Die Stadt Gemünden sollte stärker mit Winnetou-Autor Karl May werben. Dies fanden einige Stadträte und auch Bürgermeister Ondrasch am Montagabend im Kulturausschuss des Gemündener Stadtrats. Schließlich stammte ja der Verleger des Autors, Euchar Albrecht Schmid, von hier. Die Stadträte Matthias Risser und Jürgen Stich sprachen gar schon von einer „Karl-May-Stadt“. Hintergrund ist, dass der Kulturausschuss im Bereich Tourismus für Gemünden schon die Felle davonschwimmen sieht. „Wenn wir beim Tourismus sparen, haben wir gar nix mehr“, mahnte auch die neue Kulturamtschefin Jasna Blaic.
„Ich vermisse in Gemünden Themen“, sagte Stadtrat Günther Felbinger. Unter dem damaligen Bürgermeister Hans Michelbach seien an Themenwochenenden Sonderzüge voll mit Besuchern nach Gemünden gekarrt worden. Felbinger wurmt vor allem, dass bei einem Minus von sieben Prozent bei den aktuellen gewerblichen Übernachtungszahlen in Gemünden die Städte Marktheidenfeld knapp und Lohr deutlich besser dastehen: Gemünden hatte von Januar bis Juli insgesamt 27 836, Marktheidenfeld 31 705 und Lohr 47 582 Übernachtungen.
Rückgang statistischer Effekt?
Kulturamtschefin Blaic führte den Rückgang zumindest teilweise auf eine Änderung bei der Beherbergungsstatistik zurück. Beherbergungsbetriebe mit weniger als zehn Betten werden neuerdings nicht mehr berücksichtigt. Früher lag die Grenze bei neun Betten, weshalb der Gasthof Schubert, jetzt „Vier Elemente“, mit seinen neun Betten aus der Statistik herausfällt.
Gemünden liege im Tourismusverband Spessart-Mainland mit seinen 66 Mitgliedsgemeinden aber immer noch unter den besten zehn, zeigte sich Blaic optimistisch. Zumal die Übernachtungen in Privatzimmern und Ferienwohnungen in Gemünden gegenüber den Vorjahren gestiegen seien und man im gewerblichen Bereich im August deutlich über dem Vorjahr liege.

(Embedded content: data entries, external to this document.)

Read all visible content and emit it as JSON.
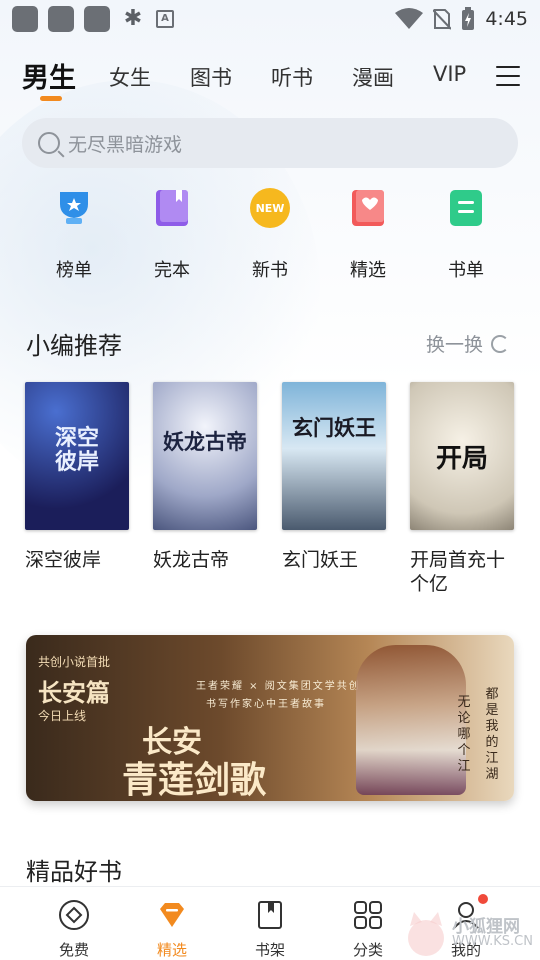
{
  "status_bar": {
    "bug_icon": "bug-icon",
    "a_label": "A",
    "time": "4:45"
  },
  "nav": {
    "tabs": [
      {
        "label": "男生",
        "active": true
      },
      {
        "label": "女生"
      },
      {
        "label": "图书"
      },
      {
        "label": "听书"
      },
      {
        "label": "漫画"
      },
      {
        "label": "VIP"
      }
    ],
    "accent": "#f28a1f"
  },
  "search": {
    "placeholder": "无尽黑暗游戏"
  },
  "quick_links": [
    {
      "label": "榜单",
      "icon": "trophy-icon",
      "color": "#2f8fe8"
    },
    {
      "label": "完本",
      "icon": "book-icon",
      "color": "#8e5ce8"
    },
    {
      "label": "新书",
      "icon": "new-badge-icon",
      "color": "#f6b81e",
      "badge": "NEW"
    },
    {
      "label": "精选",
      "icon": "heart-book-icon",
      "color": "#f25a5a"
    },
    {
      "label": "书单",
      "icon": "list-icon",
      "color": "#2fcb8a"
    }
  ],
  "editor_picks": {
    "title": "小编推荐",
    "refresh_label": "换一换",
    "books": [
      {
        "title": "深空彼岸",
        "cover_text": "深空彼岸"
      },
      {
        "title": "妖龙古帝",
        "cover_text": "妖龙古帝"
      },
      {
        "title": "玄门妖王",
        "cover_text": "玄门妖王"
      },
      {
        "title": "开局首充十个亿",
        "cover_text": "开局"
      }
    ]
  },
  "banner": {
    "eyebrow": "共创小说首批",
    "subtitle": "长安篇",
    "day": "今日上线",
    "collab_line1": "王者荣耀 × 阅文集团文学共创",
    "collab_line2": "书写作家心中王者故事",
    "main_line1": "长安",
    "main_line2": "青莲剑歌",
    "side1": "无论哪个江",
    "side2": "都是我的江湖"
  },
  "quality": {
    "title": "精品好书"
  },
  "tab_bar": {
    "items": [
      {
        "label": "免费",
        "icon": "diamond-icon"
      },
      {
        "label": "精选",
        "icon": "gem-icon",
        "active": true
      },
      {
        "label": "书架",
        "icon": "bookshelf-icon"
      },
      {
        "label": "分类",
        "icon": "grid-icon"
      },
      {
        "label": "我的",
        "icon": "user-icon",
        "has_dot": true
      }
    ]
  },
  "watermark": {
    "text": "小狐狸网",
    "url": "WWW.KS.CN"
  }
}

In Gemünden muss mehr passieren, findet Felbinger. Er könne nur staunen, was in Karlstadt, wo er sein Büro habe, touristisch geschehe. Dort würden im Sommer tagtäglich Besuchergruppen durch die Stadt geschleift, etwa mit der kabarettistischen Stadtführung „Durch Karscht gezerrt mit Hermann & Hermine“. „Das ist für mich unfassbar“, so Felbinger. Gemünden müsse „Visionen, vielleicht Spinnereien entwickeln“. Die Stadt könnte doch wieder mehr auf die Tradition der Fischerei setzen. Warum nicht Leute mit dem Schelch auf der Saale herumschippern?
Auch Stadtrat Eberhard Imhof ist der Meinung: „Wenn euch der Tourismus was wert ist, müsst ihr was investieren.“ Die Stadt hänge „auf Gedeih und Verderb“ am Tourismus. Die Kulturamtschefin solle Ideen einbringen und dafür kämpfen.
Blaic möchte zunächst einmal den Ronkarzgarten und mit ihm dessen Erbauer, Heinrich Ronkarz, noch stärker bekannt machen. Der Garten sei ein „einzigartiges bauhistorisches Denkmal“, ein „Kleinod mit Alleinstellungsmerkmal“ – nur wisse das keiner. Und Ronkarz sei, anders als Schneewittchen in Lohr, nichts an den Haaren Herbeigezogenes. „Wir haben sogar einen Grabstein.“ Sie setzt deshalb mehr auf Gemünden als „Ronkarzstadt“ als auf Gemünden als „Karl-May-Stadt“.
Die Kulturamtschefin denkt etwa an Informationstafeln an der oberen Terrasse mit geschichtlichem Hintergrund: Wer war Ronkarz? Was war um 1850? Was war in Gemünden vor, während und nach Ronkarz?